Многие годы вы были центром ее Вселенной. А она для вас, кем была она? Той, чья
слепая любовь тешила ваше самолюбие?
– Ты ошибаешься, Вера… Ульяна много значила для меня.
– Вот уж в чем я как раз не сомневаюсь! Кому неприятно
осознавать себя центром Вселенной.
– При чем тут это? – Радугин поморщился. – Я
бы предпочел, чтобы Ульяна более спокойно ко мне относилась…
– Вы должны были ее отпустить сразу, как только решили,
что не хотите разводиться. Ведь вы не хотели, правда? А мать пичкали
«завтраками» лишь для того, чтобы держать ее при себе!
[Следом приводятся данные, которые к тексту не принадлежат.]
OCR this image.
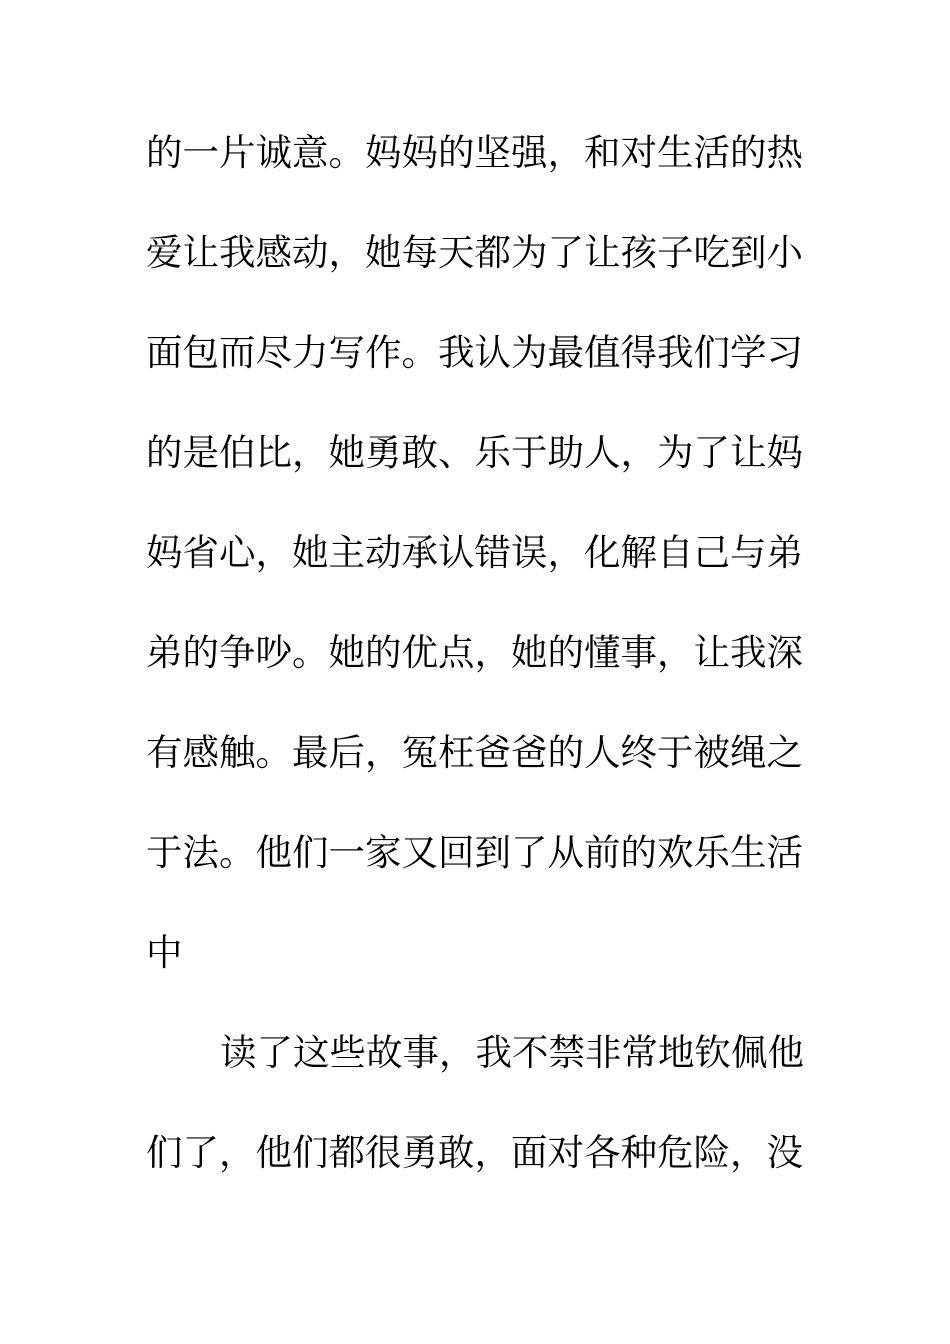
的一片诚意。妈妈的坚强，和对生活的热
爱让我感动，她每天都为了让孩子吃到小
面包而尽力写作。我认为最值得我们学习
的是伯比，她勇敢、乐于助人，为了让妈
妈省心，她主动承认错误，化解自己与弟
弟的争吵。她的优点，她的懂事，让我深
有感触。最后，冤枉爸爸的人终于被绳之
于法。他们一家又回到了从前的欢乐生活
中
读了这些故事，我不禁非常地钦佩他
们了，他们都很勇敢，面对各种危险，没
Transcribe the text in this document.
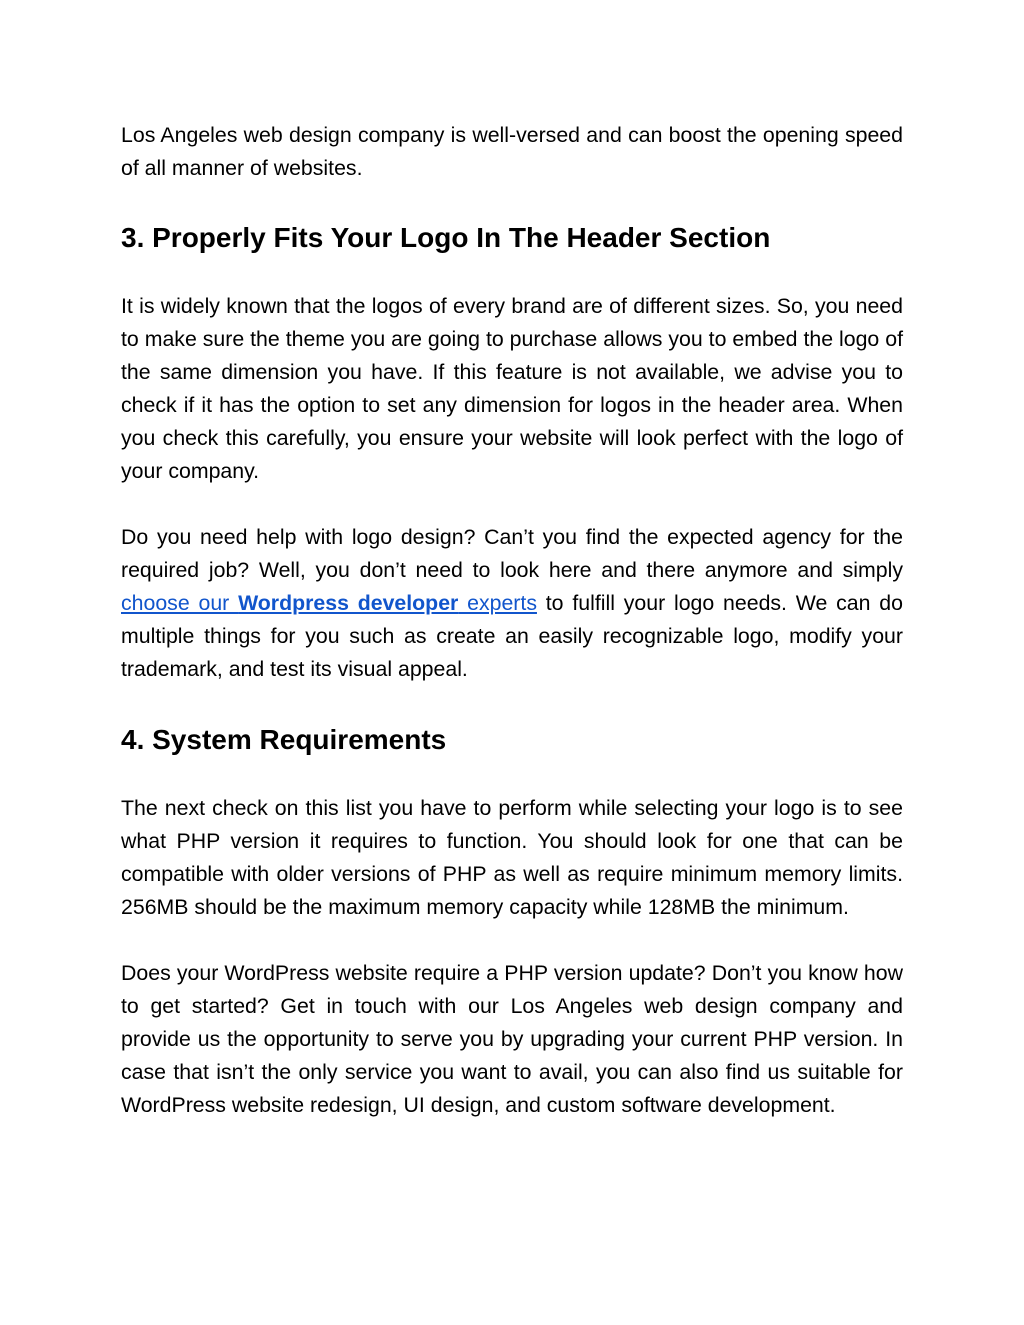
Los Angeles web design company is well-versed and can boost the opening speed of all manner of websites.

3. Properly Fits Your Logo In The Header Section

It is widely known that the logos of every brand are of different sizes. So, you need to make sure the theme you are going to purchase allows you to embed the logo of the same dimension you have. If this feature is not available, we advise you to check if it has the option to set any dimension for logos in the header area. When you check this carefully, you ensure your website will look perfect with the logo of your company.

Do you need help with logo design? Can’t you find the expected agency for the required job? Well, you don’t need to look here and there anymore and simply choose our Wordpress developer experts to fulfill your logo needs. We can do multiple things for you such as create an easily recognizable logo, modify your trademark, and test its visual appeal.

4. System Requirements

The next check on this list you have to perform while selecting your logo is to see what PHP version it requires to function. You should look for one that can be compatible with older versions of PHP as well as require minimum memory limits. 256MB should be the maximum memory capacity while 128MB the minimum.

Does your WordPress website require a PHP version update? Don’t you know how to get started? Get in touch with our Los Angeles web design company and provide us the opportunity to serve you by upgrading your current PHP version. In case that isn’t the only service you want to avail, you can also find us suitable for WordPress website redesign, UI design, and custom software development.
– Нет, все не так. Я метался между двумя женщинами и
долго не мог принять окончательного решения… Многие годы!
– Но все же приняли! А маме не сказали. Продолжали
врать, обещать, держать ее на привязи своими сказочками… – Вера подалась
вперед. Ее карие глаза покраснели, щеки покрылись пятнами, и сейчас она очень
походила на себя маленькую. На того самого Опарыша, которого дразнили и во
дворе, и в школе. Но теперь никто бы не посмел обозвать ее, потому что Вера
излучала такую силу духа, что Радугин почувствовал себя неловко под ее пронизывающим
взглядом. – Так почему же, Виктор Сергеевич? Почему вы ее не отпустили?
– Я не мог, понимаешь, не мог…
– Почему?
– Но это же так очевидно! Я любил ее, Вера!
– Да бросьте!
– Иначе я настоял бы на том, чтоб она прервала
беременность.
– Что? – Вера привстала, но тут же опустилась
обратно на стул. – Мама была беременна от вас?
– А ты разве не читала в дневнике?
– Нет… Ничего такого там не было… – Вера стала
лихорадочно вспоминать мамины записи, пытаясь обнаружить в них хотя бы намек на
«интересное положение», но так и не смогла. – И что же стало с ребенком?